The LBT and its instrumentation is of strategic importance for the LSW. It allows to conduct observations with an 8m class telescope on the northern sky and is in support of the major scientific working areas at the LSW - the characterization of extrasolar planets, active galactic nuclei and galactic archeology. Some examples:
Direct imaging of exoplanets with the LBT Spectrum of the star Kepler 555 hosting at least 5 planets
Left) Direct image of extrasolar planets orbiting HR 8799 Credit: A.-L. Maire, LBTO. Right) A very high resolution spectrum of Kepler 444. This star hosts at least 5 extrasolar planets. Credit: K. Strassmeier, AIP.

Dual AGN candidate SDSS J085837.53+182221.6 Dual AGN candidate 3C 294
Left) NIR/optical images and optical spectra of a candidate harboring two active galactic nuclei. Apparently this systems harbors only one AGN which is inbetween the prominent optical components and belongs to the central feature in the left NIR-image.

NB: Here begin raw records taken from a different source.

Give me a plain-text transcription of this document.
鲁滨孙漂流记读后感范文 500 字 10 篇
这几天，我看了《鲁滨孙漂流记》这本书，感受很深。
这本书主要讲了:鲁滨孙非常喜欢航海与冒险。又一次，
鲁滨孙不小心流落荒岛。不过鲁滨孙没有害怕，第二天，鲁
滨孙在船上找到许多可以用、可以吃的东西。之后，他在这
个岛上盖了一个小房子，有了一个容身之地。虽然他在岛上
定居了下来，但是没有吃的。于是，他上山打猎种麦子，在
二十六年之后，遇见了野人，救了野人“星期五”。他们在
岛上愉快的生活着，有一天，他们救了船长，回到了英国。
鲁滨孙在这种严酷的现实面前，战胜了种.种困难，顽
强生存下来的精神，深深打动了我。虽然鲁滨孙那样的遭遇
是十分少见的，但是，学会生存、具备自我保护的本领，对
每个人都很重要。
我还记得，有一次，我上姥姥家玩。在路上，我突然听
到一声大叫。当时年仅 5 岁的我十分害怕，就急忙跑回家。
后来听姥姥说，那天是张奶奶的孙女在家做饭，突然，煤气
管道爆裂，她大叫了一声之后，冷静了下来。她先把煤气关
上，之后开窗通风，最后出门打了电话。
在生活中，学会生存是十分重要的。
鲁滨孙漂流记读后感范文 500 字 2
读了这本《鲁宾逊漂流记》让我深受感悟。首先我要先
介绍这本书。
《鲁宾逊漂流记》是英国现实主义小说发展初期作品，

Credit: J. Heidt, LSW. Right) Adaptive optics aided NIR-image of the high-redshift radio galaxy 3C 294. The source breaks into three components two of which may harbor an active galactic nucleus. Credit: J. Heidt, LSW.

Comparison of LBT NIR and HST-image of M5
Comparison of a LBT adaptice optics aided NIR-image of the globular cluster Messier 5 to the same field observed by the Hubble Space Telescope. The LBT-image is much sharper. Globular clusters are prime targets for Galactic Archeology studies. Galactic Archeology is supported by the Collaborative Research Center SFB 881 "The Milky Way System". Credit: W. Seifert, LSW.